I grew up in Los Altos, California, surrounded by live oak trees and golden wild-oat grass. My young life always revolved around one art or another; I prepared for a career in ballet with music and art on the side—but music won out. The first book I remember falling in love with was James Thurber’s The 13 Clocks with its enticingly morbid backdrops, inscrutable humans, and sonorous rhythm. But soon it met serious competition from other favorites: Crime and Punishment, Wuthering Heights, Karel Čapek’s War with the Newts, or any tragedy by Shakespeare.

   Happily my twin brother Richard and I are not like the novel’s twins, Kuaray and Yacy.

And it was the allure of Shakespeare’s world that pushed me over the edge. I attended Stanford and the New England Conservatory of Music to prepare for a career in “early music”—classical music that features repertory from Shakespeare’s time through Louis XIV’s. I play the viola da gamba, a six-stringed bowed instrument that had its day in the castles and courts of Europe. I’m a professor at New York University’s Arts and Science Music Department where I teach the viola da gamba. I founded and direct Teares of the Muses, a consort of viols, and we’re proud to have made two very original sounding CDs. I’ve published three books, all tied to the early music field.

I live with my husband in New York City. When the constant excitement becomes overbearing, I reminisce about Northern California’s live oak trees and golden wild-oat grass—or make rare escapes to hike, or soak up culture elsewhere. Every once in a while I take a ballet class. Nothing delights this mother’s heart more than visits with my two grown children.

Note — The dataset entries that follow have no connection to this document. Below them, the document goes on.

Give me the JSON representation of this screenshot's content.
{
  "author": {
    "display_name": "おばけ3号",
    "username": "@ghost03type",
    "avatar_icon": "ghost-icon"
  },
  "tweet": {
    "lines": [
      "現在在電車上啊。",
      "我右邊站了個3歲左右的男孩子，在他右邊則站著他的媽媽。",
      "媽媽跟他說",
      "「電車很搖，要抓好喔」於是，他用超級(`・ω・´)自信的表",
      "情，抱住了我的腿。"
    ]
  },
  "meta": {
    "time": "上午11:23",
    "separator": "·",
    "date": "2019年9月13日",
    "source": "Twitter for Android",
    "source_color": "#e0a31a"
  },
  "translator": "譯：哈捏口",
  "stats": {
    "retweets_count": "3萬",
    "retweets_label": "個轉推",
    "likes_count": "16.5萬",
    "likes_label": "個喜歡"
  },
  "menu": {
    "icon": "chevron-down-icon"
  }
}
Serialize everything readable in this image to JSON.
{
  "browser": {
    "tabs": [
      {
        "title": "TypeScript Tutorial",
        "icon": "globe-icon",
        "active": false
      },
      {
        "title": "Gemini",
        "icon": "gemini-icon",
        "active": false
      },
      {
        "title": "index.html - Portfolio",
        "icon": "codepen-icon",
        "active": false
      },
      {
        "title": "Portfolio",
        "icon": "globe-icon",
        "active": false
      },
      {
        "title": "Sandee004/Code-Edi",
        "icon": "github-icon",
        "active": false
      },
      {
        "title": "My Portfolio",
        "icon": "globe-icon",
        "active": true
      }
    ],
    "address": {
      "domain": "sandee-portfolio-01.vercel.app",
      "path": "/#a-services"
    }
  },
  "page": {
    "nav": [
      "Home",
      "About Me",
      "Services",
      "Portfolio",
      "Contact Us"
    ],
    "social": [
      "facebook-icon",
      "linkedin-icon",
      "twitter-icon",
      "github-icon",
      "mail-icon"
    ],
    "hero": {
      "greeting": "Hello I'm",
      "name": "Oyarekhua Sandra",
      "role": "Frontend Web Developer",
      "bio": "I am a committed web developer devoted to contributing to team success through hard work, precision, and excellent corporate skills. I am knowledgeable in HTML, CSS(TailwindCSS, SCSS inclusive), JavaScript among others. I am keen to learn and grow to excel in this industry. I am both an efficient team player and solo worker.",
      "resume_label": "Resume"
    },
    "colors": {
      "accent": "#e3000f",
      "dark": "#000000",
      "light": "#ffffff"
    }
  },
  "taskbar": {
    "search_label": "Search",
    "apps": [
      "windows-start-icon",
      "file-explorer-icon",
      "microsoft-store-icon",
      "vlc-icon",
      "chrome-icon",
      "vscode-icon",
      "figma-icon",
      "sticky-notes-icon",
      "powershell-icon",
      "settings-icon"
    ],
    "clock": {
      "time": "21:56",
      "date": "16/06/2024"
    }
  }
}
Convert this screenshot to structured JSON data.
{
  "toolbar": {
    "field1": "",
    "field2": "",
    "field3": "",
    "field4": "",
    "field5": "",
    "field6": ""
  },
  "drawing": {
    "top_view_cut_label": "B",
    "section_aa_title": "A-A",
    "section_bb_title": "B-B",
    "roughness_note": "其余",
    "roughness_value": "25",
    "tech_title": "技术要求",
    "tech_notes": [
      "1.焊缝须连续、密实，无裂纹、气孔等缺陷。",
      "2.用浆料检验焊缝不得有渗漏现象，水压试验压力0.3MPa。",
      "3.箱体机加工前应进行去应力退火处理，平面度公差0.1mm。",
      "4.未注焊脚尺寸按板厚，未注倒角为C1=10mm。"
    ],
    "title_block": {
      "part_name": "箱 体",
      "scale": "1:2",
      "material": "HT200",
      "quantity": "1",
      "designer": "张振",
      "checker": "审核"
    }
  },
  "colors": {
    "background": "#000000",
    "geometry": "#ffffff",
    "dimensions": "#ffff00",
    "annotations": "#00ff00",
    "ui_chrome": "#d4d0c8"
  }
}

Even now, my parents continue to shape my world. My late father, Wolfgang K. H. Panofsky, nuclear physicist and a tireless advocate for arms control, has certainly influenced my thinking in The Last Shade Tree—just as my mother, lover of the immense and the minuscule in nature, has left her mark. At ninety-three, she still lives in the house surrounded by golden wild-oat grass where I grew up.

Although I have not spoken out before now, I have watched the world lurch from bad to worse to bad and back again—more times than I can count. I fear for its future, and letting my book characters speak for me, I voice my dismay that human beings seem incapable of learning from past atrocities. I hope that The Last Shade Tree will make a dent in people’s amnesia. Since researching Shade Tree, I have become an outspoken supporter of ICWA, the Indian Child Welfare Act, the 1978 federal law that seeks to keep American Indian children with their families, tribes, and nations.